UN News Centre: Given the amount of money involved in the illicit drug business, is it realistic to think that drug usage will be ever be brought under control?

Christopher Kennedy Lawford: I don’t ever think we’re ever going to get rid of them, these substances. But I do think that with education and with treatment we can make a huge difference. When I grew up we didn’t know anything about illicit drugs to the degree that we understand them today, so I engaged in this behaviour not knowing anything. My kids have had a different experience. They come from the same genetic pool that I did, they may have the disease in their blood just like I did, but they have me as their father and I have told them the facts. I have given them the information and they have made different decisions – it is possible with education to change the way people behave and it is possible with treatment to change the behaviour of people who have drug dependence. So I think we may never get rid of the substances, but we’ll certainly decrease demand. We’ve done it with smoking in my country and other countries around the world. We’ve completely, in 25 years, had a 180 degree change in the way society engages tobacco. We can do the same for drugs and alcohol.

UNODC Executive Director Yury Fedotov visiting the Jangalak Treatment Centre in Kabul, Afghanistan.

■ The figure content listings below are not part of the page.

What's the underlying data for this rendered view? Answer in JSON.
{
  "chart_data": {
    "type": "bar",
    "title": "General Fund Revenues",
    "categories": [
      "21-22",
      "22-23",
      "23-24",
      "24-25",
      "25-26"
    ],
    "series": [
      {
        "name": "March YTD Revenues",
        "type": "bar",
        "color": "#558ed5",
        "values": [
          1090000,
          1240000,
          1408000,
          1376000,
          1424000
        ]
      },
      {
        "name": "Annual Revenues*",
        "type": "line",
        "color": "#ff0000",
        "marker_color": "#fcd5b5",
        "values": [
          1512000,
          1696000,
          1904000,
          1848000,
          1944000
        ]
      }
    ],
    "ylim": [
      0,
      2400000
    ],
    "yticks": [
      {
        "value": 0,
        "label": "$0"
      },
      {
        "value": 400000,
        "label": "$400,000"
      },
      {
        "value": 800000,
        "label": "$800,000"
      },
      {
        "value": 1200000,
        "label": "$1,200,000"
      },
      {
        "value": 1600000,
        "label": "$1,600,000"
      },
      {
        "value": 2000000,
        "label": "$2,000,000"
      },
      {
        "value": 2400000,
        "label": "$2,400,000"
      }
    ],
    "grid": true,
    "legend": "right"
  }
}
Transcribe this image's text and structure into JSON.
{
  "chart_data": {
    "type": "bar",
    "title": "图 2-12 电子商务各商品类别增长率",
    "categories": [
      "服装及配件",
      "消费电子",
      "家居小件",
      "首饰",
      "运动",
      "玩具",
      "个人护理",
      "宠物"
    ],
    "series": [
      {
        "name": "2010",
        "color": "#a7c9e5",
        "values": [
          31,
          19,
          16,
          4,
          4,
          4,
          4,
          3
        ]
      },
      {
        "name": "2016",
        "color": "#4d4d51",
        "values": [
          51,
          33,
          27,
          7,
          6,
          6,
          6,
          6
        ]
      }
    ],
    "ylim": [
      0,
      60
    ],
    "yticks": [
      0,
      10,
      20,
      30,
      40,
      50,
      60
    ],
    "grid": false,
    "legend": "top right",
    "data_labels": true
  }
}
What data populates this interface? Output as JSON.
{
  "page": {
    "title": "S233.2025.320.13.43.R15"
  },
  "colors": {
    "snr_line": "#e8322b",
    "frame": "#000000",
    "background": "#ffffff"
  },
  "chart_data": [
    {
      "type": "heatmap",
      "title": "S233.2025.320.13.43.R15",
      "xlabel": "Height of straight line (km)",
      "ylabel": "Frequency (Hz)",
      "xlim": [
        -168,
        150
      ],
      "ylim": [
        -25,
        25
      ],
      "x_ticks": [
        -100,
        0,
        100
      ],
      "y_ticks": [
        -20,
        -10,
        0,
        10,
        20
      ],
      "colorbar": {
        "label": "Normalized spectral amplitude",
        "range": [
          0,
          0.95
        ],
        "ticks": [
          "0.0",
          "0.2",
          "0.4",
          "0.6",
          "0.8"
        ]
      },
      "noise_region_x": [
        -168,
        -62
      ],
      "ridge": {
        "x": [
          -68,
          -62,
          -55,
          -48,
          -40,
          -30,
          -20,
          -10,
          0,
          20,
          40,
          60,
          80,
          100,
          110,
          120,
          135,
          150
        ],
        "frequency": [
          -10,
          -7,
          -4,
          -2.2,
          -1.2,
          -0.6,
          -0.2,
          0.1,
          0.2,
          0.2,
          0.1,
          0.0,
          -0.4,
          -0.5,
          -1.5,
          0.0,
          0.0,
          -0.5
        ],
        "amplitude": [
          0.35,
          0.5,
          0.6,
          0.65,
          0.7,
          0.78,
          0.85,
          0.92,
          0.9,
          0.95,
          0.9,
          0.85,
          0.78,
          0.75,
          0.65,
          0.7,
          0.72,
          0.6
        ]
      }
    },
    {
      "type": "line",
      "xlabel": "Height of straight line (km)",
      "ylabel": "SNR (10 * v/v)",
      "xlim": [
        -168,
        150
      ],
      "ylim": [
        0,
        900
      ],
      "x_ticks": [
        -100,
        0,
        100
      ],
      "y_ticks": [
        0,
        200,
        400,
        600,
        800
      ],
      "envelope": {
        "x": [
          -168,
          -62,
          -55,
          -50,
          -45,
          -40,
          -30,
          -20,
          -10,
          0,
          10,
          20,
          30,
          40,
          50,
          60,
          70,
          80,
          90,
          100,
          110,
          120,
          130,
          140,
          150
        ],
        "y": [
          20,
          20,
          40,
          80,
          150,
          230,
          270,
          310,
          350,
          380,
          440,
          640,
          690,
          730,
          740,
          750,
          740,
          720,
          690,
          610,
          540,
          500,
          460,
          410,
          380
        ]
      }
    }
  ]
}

This is an issue like many health issues, certainly in my country, if you have money in the United States of America and you have a drug dependence, you can get help – but if you don’t, it’s more difficult. And that happens all over the world. There are countries where this is a huge problem and they are low- and middle-income countries, and they don’t have any resources for battling this and it’s sapping their strength. UNODC and some NGOs [non-governmental organizations] realize this and they’re the only ones who are working to help the governments and the people of the world who have less of the resources and the ability to deal with issues like this. So I think we have to always remember – and this is one of the things that I hope to do – to remind us that there are folks in society who are marginalized and unable to access the kind of treatment and care that some others can to find their way to recovery, and we have to keep our eye on the underlying societal causes and conditions that keep people in that cycle of hopelessness and despair.

UN News Centre: Have you had a chance yet to get some tips for your new role from your fellow UNODC Goodwill Ambassador, Mira Sorvino?

Christopher Kennedy Lawford: I don’t know her that well, but I would love to talk to her about her experiences; this is a new role for me and I will get information from anybody that I can get information from and if they happen to be a beautiful actress who is also the daughter of a friend of mine, I’d love that.